Quem circula pela BR-290 consegue ter dimensão do avanço significativo das águas do Rio Jacuí e do Guaíba, que banha a Capital. Uma parte considerável das ilhas da cidade ficou submersa nesta quinta-feira (2). Centenas de residências foram atingidas. Ainda assim, alguns moradores se recusam a deixar seus lares.
A orientação do poder público é de que as pessoas que vivem em áreas de risco, como é o caso de quem mora no Arquipélago, deixem seus imóveis e recorram aos abrigos organizados pelo município ou às casas de amigos e familiares. Mas tem quem queira permanecer na própria moradia pelo máximo de tempo possível.
É o caso de José Ronildo de Alcântara, 63 anos. Nascido e criado no bairro Arquipélago, é residente na Ilha da Pintada. Segundo ele, durante a última madrugada, a água não estava perto de casa, que é de madeira. Em questão de horas, o rio não só chegou, como ficou a poucos centímetros do piso.

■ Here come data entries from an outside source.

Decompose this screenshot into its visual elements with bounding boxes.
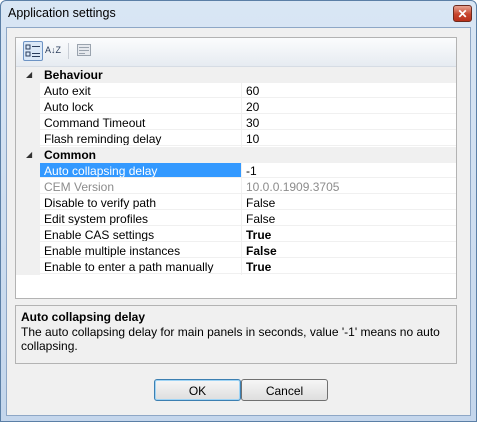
row-gutter xyxy=(16,131,40,147)
collapse-icon[interactable]: ◢ xyxy=(26,147,32,163)
collapse-icon[interactable]: ◢ xyxy=(26,67,32,83)
alphabetical-sort-icon: A↓Z xyxy=(44,45,61,55)
property-row-auto-collapsing-delay[interactable]: Auto collapsing delay -1 xyxy=(16,163,456,179)
categorized-icon xyxy=(25,44,40,57)
categorized-view-button[interactable] xyxy=(23,41,43,61)
row-gutter xyxy=(16,227,40,243)
property-name: CEM Version xyxy=(40,179,241,194)
property-value[interactable]: 30 xyxy=(242,115,456,130)
row-gutter xyxy=(16,243,40,259)
title-bar[interactable]: Application settings ✕ xyxy=(1,1,476,27)
category-common[interactable]: ◢ Common xyxy=(16,147,456,163)
property-value[interactable]: 60 xyxy=(242,83,456,98)
description-text-line-1: The auto collapsing delay for main panel… xyxy=(21,325,440,339)
property-name: Flash reminding delay xyxy=(40,131,241,146)
property-pages-button[interactable] xyxy=(74,41,94,61)
property-value[interactable]: 20 xyxy=(242,99,456,114)
property-description-panel: Auto collapsing delay The auto collapsin… xyxy=(15,305,457,364)
property-value[interactable]: False xyxy=(242,243,456,258)
ok-button[interactable]: OK xyxy=(154,379,241,401)
property-value[interactable]: True xyxy=(242,259,456,274)
row-gutter xyxy=(16,195,40,211)
property-row-edit-system-profiles[interactable]: Edit system profiles False xyxy=(16,211,456,227)
row-gutter xyxy=(16,259,40,275)
property-name: Auto exit xyxy=(40,83,241,98)
description-title: Auto collapsing delay xyxy=(21,310,146,324)
property-row-enable-to-enter-path-manually[interactable]: Enable to enter a path manually True xyxy=(16,259,456,275)
close-button[interactable]: ✕ xyxy=(453,5,472,22)
property-pages-icon xyxy=(77,44,91,56)
property-value[interactable]: False xyxy=(242,195,456,210)
window-title: Application settings xyxy=(8,6,116,20)
property-name: Edit system profiles xyxy=(40,211,241,226)
property-row-disable-to-verify-path[interactable]: Disable to verify path False xyxy=(16,195,456,211)
category-behaviour[interactable]: ◢ Behaviour xyxy=(16,67,456,83)
property-name: Enable CAS settings xyxy=(40,227,241,242)
cancel-button[interactable]: Cancel xyxy=(241,379,328,401)
row-gutter xyxy=(16,211,40,227)
property-row-enable-cas-settings[interactable]: Enable CAS settings True xyxy=(16,227,456,243)
category-label: Common xyxy=(44,148,96,162)
property-row-enable-multiple-instances[interactable]: Enable multiple instances False xyxy=(16,243,456,259)
property-row-auto-lock[interactable]: Auto lock 20 xyxy=(16,99,456,115)
row-gutter xyxy=(16,179,40,195)
property-value: 10.0.0.1909.3705 xyxy=(242,179,456,194)
property-value[interactable]: -1 xyxy=(242,163,456,178)
description-text-line-2: collapsing. xyxy=(21,339,78,353)
property-value[interactable]: False xyxy=(242,211,456,226)
property-grid-toolbar: A↓Z xyxy=(16,38,456,67)
property-row-cem-version[interactable]: CEM Version 10.0.0.1909.3705 xyxy=(16,179,456,195)
close-icon: ✕ xyxy=(457,7,468,21)
property-name: Auto collapsing delay xyxy=(40,163,241,178)
row-gutter xyxy=(16,163,40,179)
property-value[interactable]: 10 xyxy=(242,131,456,146)
property-name: Auto lock xyxy=(40,99,241,114)
alphabetical-view-button[interactable]: A↓Z xyxy=(43,41,63,61)
property-rows: ◢ Behaviour Auto exit 60 Auto lock 20 Co… xyxy=(16,67,456,275)
row-gutter xyxy=(16,115,40,131)
property-value[interactable]: True xyxy=(242,227,456,242)
row-gutter xyxy=(16,83,40,99)
property-row-auto-exit[interactable]: Auto exit 60 xyxy=(16,83,456,99)
property-row-flash-reminding-delay[interactable]: Flash reminding delay 10 xyxy=(16,131,456,147)
property-name: Command Timeout xyxy=(40,115,241,130)
row-gutter xyxy=(16,99,40,115)
property-row-command-timeout[interactable]: Command Timeout 30 xyxy=(16,115,456,131)
property-name: Disable to verify path xyxy=(40,195,241,210)
category-label: Behaviour xyxy=(44,68,103,82)
property-grid: A↓Z ◢ Behaviour Auto exit 60 Auto lock 2… xyxy=(15,37,457,299)
property-name: Enable multiple instances xyxy=(40,243,241,258)
property-name: Enable to enter a path manually xyxy=(40,259,241,274)
toolbar-separator xyxy=(68,43,69,59)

Questionado sobre o porquê de continuar no local, ele respondeu que não tem como "abandonar tudo". O receio de perder o pouco que conquistou após as últimas enchentes é grande. Parte da cozinha, inclusive, segue intacta em cima de uma mesa, empacotada, uma vez que nem chegou a ser montada.
— Quando não tiver mais como ficar dentro de casa (eu saio). Mesmo que tenha água, eu vou ficando.
Quando a equipe de reportagem percorreu a Ilha das Flores, foi possível perceber uma grande movimentação de pessoas para fazer a remoção de móveis, eletrodomésticos, bens pessoais. A comunidade unia esforços para salvar o que fosse possível no momento.
Outra moradora, Fernanda Gonçalves Rosa, explicou porque muitos vizinhos não quiseram deixar as moradias, enquanto aguardava para deixar o local, junto a um carro estacionado no canteiro da rodovia, com seus cinco cachorros dentro — ela tem outros quatro gatos e promete levá-los para o abrigo disponibilizado pela prefeitura.
— Tem muita gente que tem medo de roubo, o que é um clichê, mas também tem muitos que acham que não vai acontecer nada de mais, que é só mais uma enchente. Eles falam que "quem mora na ilha tá para se molhar". Mas o pessoal tem que se conscientizar porque o negócio tá ficando muito sério, tá alarmante.
Da Ilha do Pavão, Rodrigo Melo decidiu ficar em casa porque ela é de dois pisos. Preocupado com os animais de estimação da vizinhança, ele e pessoas próximas resolveram construir uma espécie de abrigo numa área mais elevada, próximo à BR-290.
— Acho que vai mais que uma semana essa água aí. Mas a minha casa é alta. Para se deslocar, nós temos um barco — explica.
Não muito longe do abrigo construído para os cachorros, uma pequena cabana de madeira está sendo erguida por Jorge Daniel Mendes. Ele reside em Eldorado do Sul, na região metropolitana de Porto Alegre, mas tem familiares na ilha da Capital.
— A minha irmã mora aqui desde criança, nasceu aqui. Tô fazendo um abrigo pra ela ficar com os filhos dela e o marido. Ela tem três filhos, de nove meses, dois e quatro anos, não se sente confortável longe de casa.
Apesar do abrigo ficar às margens da rodovia, Jorge acredita que não vai ocorrer nenhum problema por ali e que "risco a gente corre sempre".